FAZIL Say’a küfürler yağdıran dinci gazete ve yazarları anlayabiliyorum.
Onların kafaları, kültürleri, gördükleri eğitim hoşgörü ikliminden çoook uzak olduğu için bildikleri tek şey bu.
O nedenle onların yaptıklarına, yazdıklarına aldırmıyorum.
AKP’li politikacıların öfkelerini de anlayabiliyorum.
Hatta bazılarının ölçüyü aşan tepkilerini de...
AKP yandaşlarının, yanaşmalarının takındıkları tutum da normal.
Onlar iktidar nimetlerinden yararlanmak için böyle davranmak, "Ülkemin ortaçağ karanlığına sürüklenmesine karşıyım" diye isyan eden Fasıl Say’a vurmak zorundalar.

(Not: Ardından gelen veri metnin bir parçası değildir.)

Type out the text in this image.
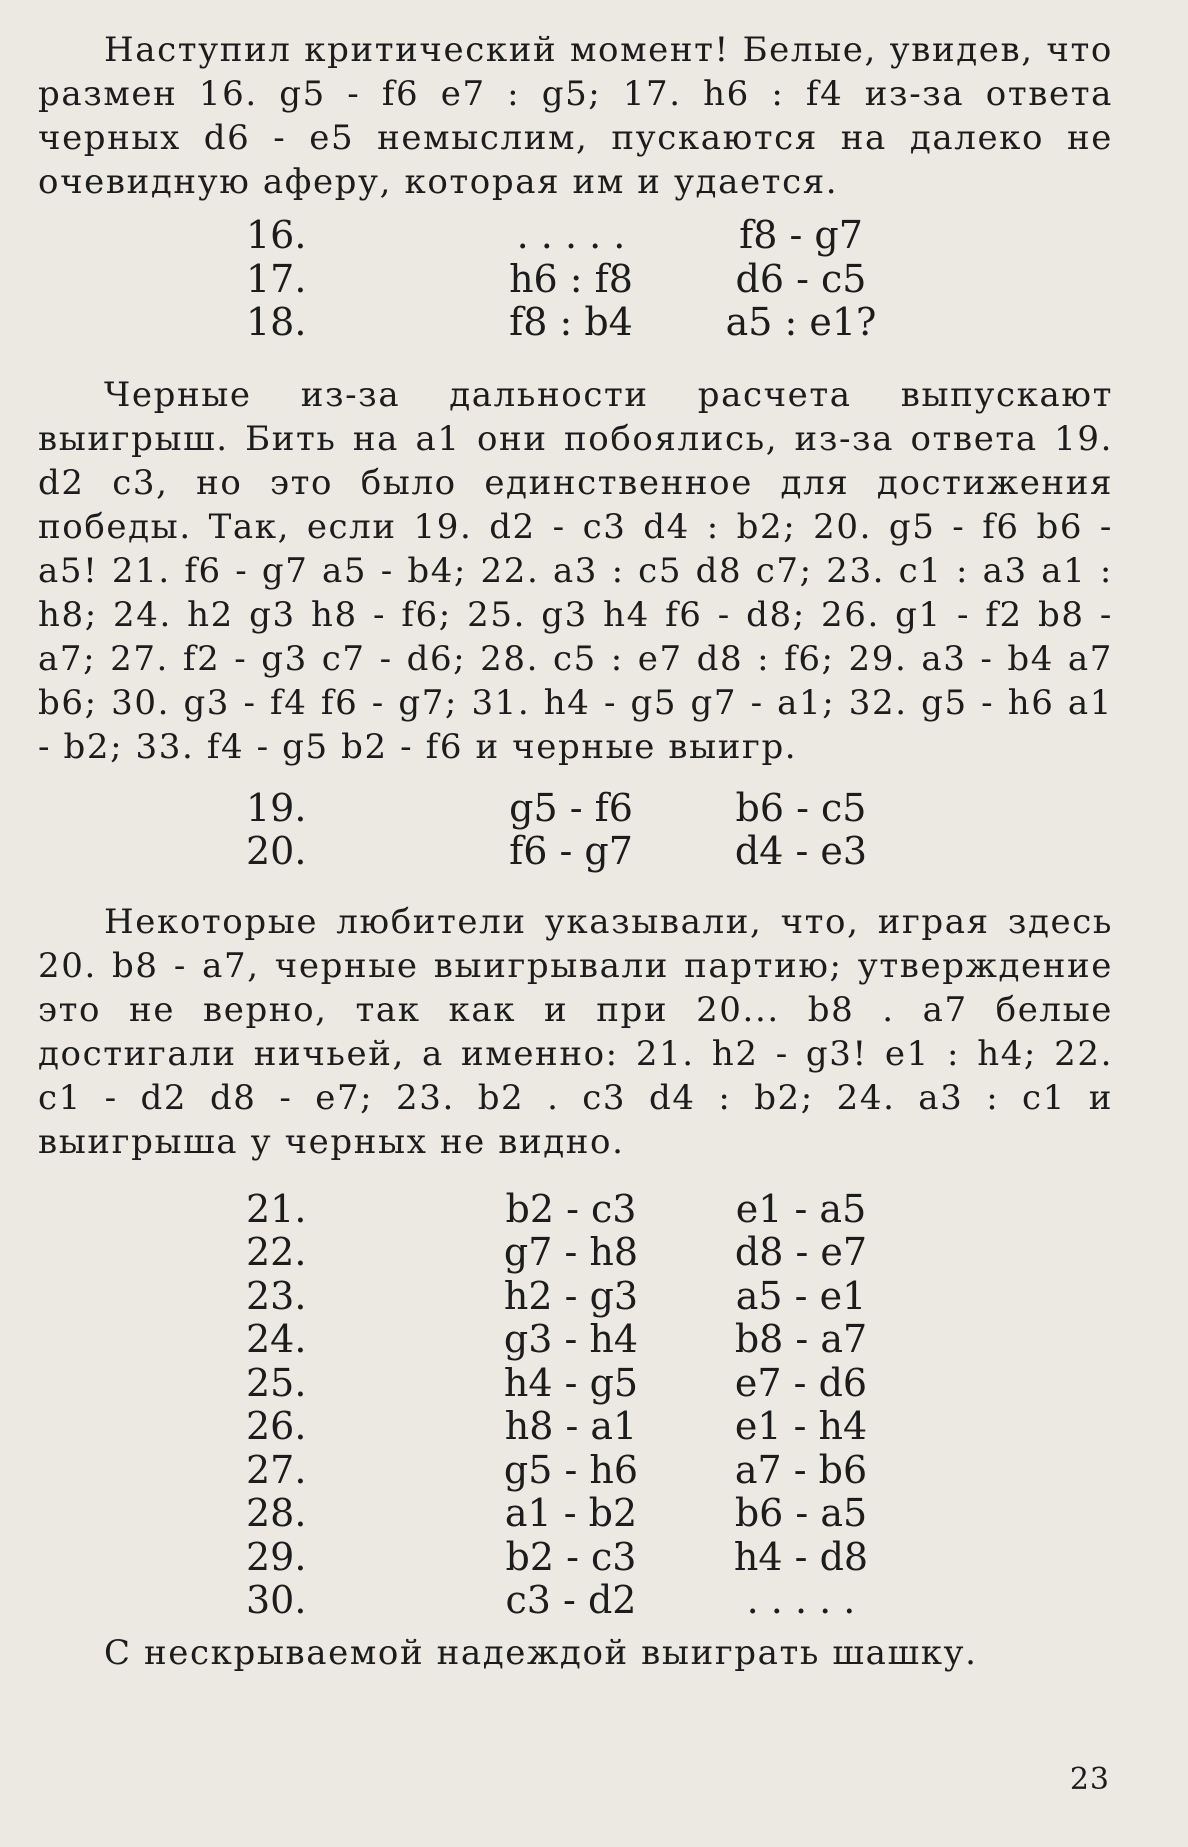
Наступил критический момент! Белые, увидев, что размен 16. g5 - f6 e7 : g5; 17. h6 : f4 из-за ответа черных d6 - e5 немыслим, пускаются на далеко не очевидную аферу, которая им и удается.

16.	. . . . .	f8 - g7
17.	h6 : f8	d6 - c5
18.	f8 : b4	a5 : e1?

Черные из-за дальности расчета выпускают выигрыш. Бить на a1 они побоялись, из-за ответа 19. d2 c3, но это было единственное для достижения победы. Так, если 19. d2 - c3 d4 : b2; 20. g5 - f6 b6 - a5! 21. f6 - g7 a5 - b4; 22. a3 : c5 d8 c7; 23. c1 : a3 a1 : h8; 24. h2 g3 h8 - f6; 25. g3 h4 f6 - d8; 26. g1 - f2 b8 - a7; 27. f2 - g3 c7 - d6; 28. c5 : e7 d8 : f6; 29. a3 - b4 a7 b6; 30. g3 - f4 f6 - g7; 31. h4 - g5 g7 - a1; 32. g5 - h6 a1 - b2; 33. f4 - g5 b2 - f6 и черные выигр.

19.	g5 - f6	b6 - c5
20.	f6 - g7	d4 - e3

Некоторые любители указывали, что, играя здесь 20. b8 - a7, черные выигрывали партию; утверждение это не верно, так как и при 20... b8 . a7 белые достигали ничьей, а именно: 21. h2 - g3! e1 : h4; 22. c1 - d2 d8 - e7; 23. b2 . c3 d4 : b2; 24. a3 : c1 и выигрыша у черных не видно.

21.	b2 - c3	e1 - a5
22.	g7 - h8	d8 - e7
23.	h2 - g3	a5 - e1
24.	g3 - h4	b8 - a7
25.	h4 - g5	e7 - d6
26.	h8 - a1	e1 - h4
27.	g5 - h6	a7 - b6
28.	a1 - b2	b6 - a5
29.	b2 - c3	h4 - d8
30.	c3 - d2	. . . . .

С нескрываемой надеждой выиграть шашку.

23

Ama anlayamadığım kendilerini sanatçı sınıfından sayan, oysa ufacık sanatçı duyarlılığı içinde olmayanlar...
Aydın olarak bildiğimiz yazar-çizerler, bilim adamları...
Onların Fazıl Say’ın ülkesi ve toplumu için yüreğinde duyduğu üzüntüyü duymamalarına şaşırıyorum.
* * *
Hele hele bir modacı var ki...
Türkiye’nin karanlığa sürüklenmesinden habersiz bu insanın değerlendirmeleri ne kadar düşündürücü.
Fazıl Say’ın isyanını bile anlamaktan uzak bir sorumsuzluk içinde verip veriştiriyor sanatçıya.
Düşündüm, "Bu kişi bunu ne uğruna yapıyor" diye.
Acaba bir Ortadoğu ülkesine dönüşecek olan Türkiye’de daha çok para kazanma hesapları mı yapıyor?
"Bana göre hava hoş, türbanlı, tesettürlü kadınları giydiririm, onlara göre moda yaratırım" mı diyor?
Karanlıkta görünmeyen modanın yaratıcısı olmayı mı düşlüyor acaba?
Her ne düşünüyorsa, ülkesi için, toplumu için yüreğinde Fazıl Say’ın duyduklarını duymadığı kesin.
Ya da Atatürk, Atatürk devrimleri, laik demokratik cumhuriyet, cumhuriyetin kazanımları, sanat, moda, uygarlık, çağdaşlık ve Atatürk aydınlanması onu pek ilgilendirmiyor...
* * *
Bakın bir kara ruhlu nasıl sesleniyor:
"Cenazeni camiye getirmesinler... Ben yaşarken bu ülkede ölme..."
Kime diyebiliyor bunu?
Fazıl Say’a...
O Fazıl Say ki Türkiye bayrağını dünyanın dört bir tarafına taşımak için gecesini gündüzünü uçaklarda ve havaalanlarında geçiriyor.
Bir Türk sanatçısı olarak Türkiye imajını dünyanın dört bir tarafında güzelleştirmek için çırpınıp duruyor.
Türkiye’de olduğu günlerde ülkesinin her yerinde insanlarımıza çok sesli müziği sevdirmek için soluklanmadan konserler veriyor.
Ama bu kafa bu kadar özveriyle ülkesi için çırpınan sanatçıya ne diyor:
"Cenazeni camiye getirmesinler... Ben yaşarken bu ülkede ölme..."
* * *
Atatürk’ün yaşamı boyunca uygarlığa, çağdaşlığa, aydınlığa taşımak için çırpındığı ülkesinde bugün bunlar oluyor.
O’nun emanetine sahip çıkan, O’nun yaratmayı hayal ettiği sanatçısına bazı kafalar işte bunları yapıyor.
Atatürk’ün Türkiyesi, emanet ettiği gençliğin bir kesimi tarafından arkadan hançerleniyor.
O’nun İslam dünyasında yarattığı tek laik, demokratik ülkesi bugün büyük bir ihanetle karşı karşıya.